Summarizing unexplained variability within groups using fitted random effects or residuals I have repeated observations (count data) conducted in different plots (say, 5 times each plot). I would like to conduct a regression analysis of the observation data at the plot level with plot-level independent variables. I'd like to consider approaches besides putting the plot-level independent variables into an observation-level model because I plan to build a structural equation model that will relate to other datasets at the plot level.
I could average the repeated observations for each plot, but each observation has individual sources of variability (e.g. weather conditions, time of day, surveyor ID, etc.) that could be systematically affecting the data, so I would like to factor them out.
Would it be possible to remove these nuisance sources of variability by either:


*

*Making an observation-level mixed-effects model with plot as a random effect grouping and running the plot-level analysis on the fitted random effects coefficients.


or


*Fitting an observation-level model without mixed effects and averaging the residuals of this model by plot groupings and running the plot-level analysis on the averaged residuals.

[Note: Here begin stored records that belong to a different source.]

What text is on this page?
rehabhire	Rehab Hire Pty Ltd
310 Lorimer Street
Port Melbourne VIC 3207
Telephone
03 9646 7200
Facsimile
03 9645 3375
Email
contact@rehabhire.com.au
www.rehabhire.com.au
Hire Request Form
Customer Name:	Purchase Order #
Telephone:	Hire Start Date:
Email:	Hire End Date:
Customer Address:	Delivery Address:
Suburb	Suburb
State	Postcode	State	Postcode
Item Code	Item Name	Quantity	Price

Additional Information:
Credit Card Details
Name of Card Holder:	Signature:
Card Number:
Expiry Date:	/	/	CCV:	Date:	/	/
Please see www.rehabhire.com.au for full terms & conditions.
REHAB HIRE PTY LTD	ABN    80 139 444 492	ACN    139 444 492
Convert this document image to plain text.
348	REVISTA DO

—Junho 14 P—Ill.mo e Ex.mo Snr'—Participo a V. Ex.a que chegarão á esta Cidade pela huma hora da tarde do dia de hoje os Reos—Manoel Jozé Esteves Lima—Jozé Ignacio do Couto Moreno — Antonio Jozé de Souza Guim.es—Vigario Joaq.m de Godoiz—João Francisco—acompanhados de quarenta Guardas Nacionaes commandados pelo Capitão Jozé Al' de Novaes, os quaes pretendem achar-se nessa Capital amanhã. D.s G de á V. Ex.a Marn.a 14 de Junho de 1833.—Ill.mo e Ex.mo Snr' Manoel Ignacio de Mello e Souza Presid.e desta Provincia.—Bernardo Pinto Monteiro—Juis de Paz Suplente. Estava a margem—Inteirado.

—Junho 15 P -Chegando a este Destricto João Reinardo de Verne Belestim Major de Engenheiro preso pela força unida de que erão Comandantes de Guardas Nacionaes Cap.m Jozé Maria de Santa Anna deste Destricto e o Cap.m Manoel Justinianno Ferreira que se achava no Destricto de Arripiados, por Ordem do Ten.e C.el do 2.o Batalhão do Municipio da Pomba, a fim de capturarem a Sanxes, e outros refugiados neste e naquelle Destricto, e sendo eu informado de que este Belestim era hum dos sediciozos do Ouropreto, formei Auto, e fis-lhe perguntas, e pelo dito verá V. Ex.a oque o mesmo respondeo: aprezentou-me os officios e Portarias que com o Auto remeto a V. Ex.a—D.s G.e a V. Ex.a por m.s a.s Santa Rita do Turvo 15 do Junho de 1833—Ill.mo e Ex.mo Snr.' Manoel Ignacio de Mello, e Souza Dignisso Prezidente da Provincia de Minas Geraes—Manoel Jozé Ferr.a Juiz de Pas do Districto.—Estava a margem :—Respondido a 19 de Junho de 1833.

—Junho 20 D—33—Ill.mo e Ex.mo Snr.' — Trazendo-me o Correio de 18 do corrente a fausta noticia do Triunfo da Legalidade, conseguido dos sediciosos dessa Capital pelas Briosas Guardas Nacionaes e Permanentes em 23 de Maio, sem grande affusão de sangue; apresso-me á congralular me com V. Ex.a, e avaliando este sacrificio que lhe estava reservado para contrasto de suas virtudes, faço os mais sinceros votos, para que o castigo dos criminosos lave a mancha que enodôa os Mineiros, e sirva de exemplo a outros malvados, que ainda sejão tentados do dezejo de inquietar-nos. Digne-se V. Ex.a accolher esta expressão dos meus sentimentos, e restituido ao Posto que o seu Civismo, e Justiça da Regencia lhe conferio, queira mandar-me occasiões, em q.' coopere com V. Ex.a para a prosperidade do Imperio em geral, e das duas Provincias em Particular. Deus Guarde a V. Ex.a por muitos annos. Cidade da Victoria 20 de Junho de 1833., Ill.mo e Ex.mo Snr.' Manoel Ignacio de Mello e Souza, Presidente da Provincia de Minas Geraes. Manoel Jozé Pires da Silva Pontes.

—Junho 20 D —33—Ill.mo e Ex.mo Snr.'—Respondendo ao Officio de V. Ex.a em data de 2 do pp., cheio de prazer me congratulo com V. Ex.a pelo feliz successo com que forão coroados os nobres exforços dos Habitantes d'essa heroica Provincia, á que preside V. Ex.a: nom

Are either of these an appropriate approach? Or is there a more recommended or standard approach that I'm naively not aware of?
 A: The multilevel model allows you to simultaneously model within- and between-plot variation. Consider a simplified multilevel model, with the Xs representing  within-plot variables and W representing a between-plot variable. 
The within-plot model:
$y_{ij}$ = $\beta0_j$ + $\beta1_jX_{1ij}$ + $\beta2X_{2ij}...$ + $e_{ij}$ 
Here you can include as many X variables as are necessary to explain within-plot variation in your outcome. Recognize that X variables, because they are measured within-plots, also have between-plot variation, and thus you might also consider including their plot mean in the model for the between-plot mean outcome (intercept):
$\beta0_j$  =  $\gamma_{00}$ + $\gamma_{01}W_j$ + $u_{0j}$ 
Where W could include plot means of all X variables as well as those plot-level variables you are interested in using as predictors of between-plot variance.
This model could be further extended by modeling between-plot variation in a within-plot slope. For example, the j in $\beta_{1j}$:
$\beta1_j$ (cluster slope) = $\gamma_{10}$ + $\gamma_{11}W_j$ + $u_{1j}$ 
Note that for both $\beta0_j$ and $\beta1_j$, the model assumes that these latent variables have a Normal distribution, with a mean of 0 (relative to the fixed effect parameter estimate) and an estimated variance ($\sigma^2_0$ and $\sigma^2_1$ for the intercept and slope, respectively).
Unless I am missing something, it seems that the multilevel model can accommodate both your desire to control for within-plot differences that might affect between-plot variance in the outcome and allow you to model between-plot variance in the mean level of the outcome. No need for a two-step approach where you mess with residuals from the first step.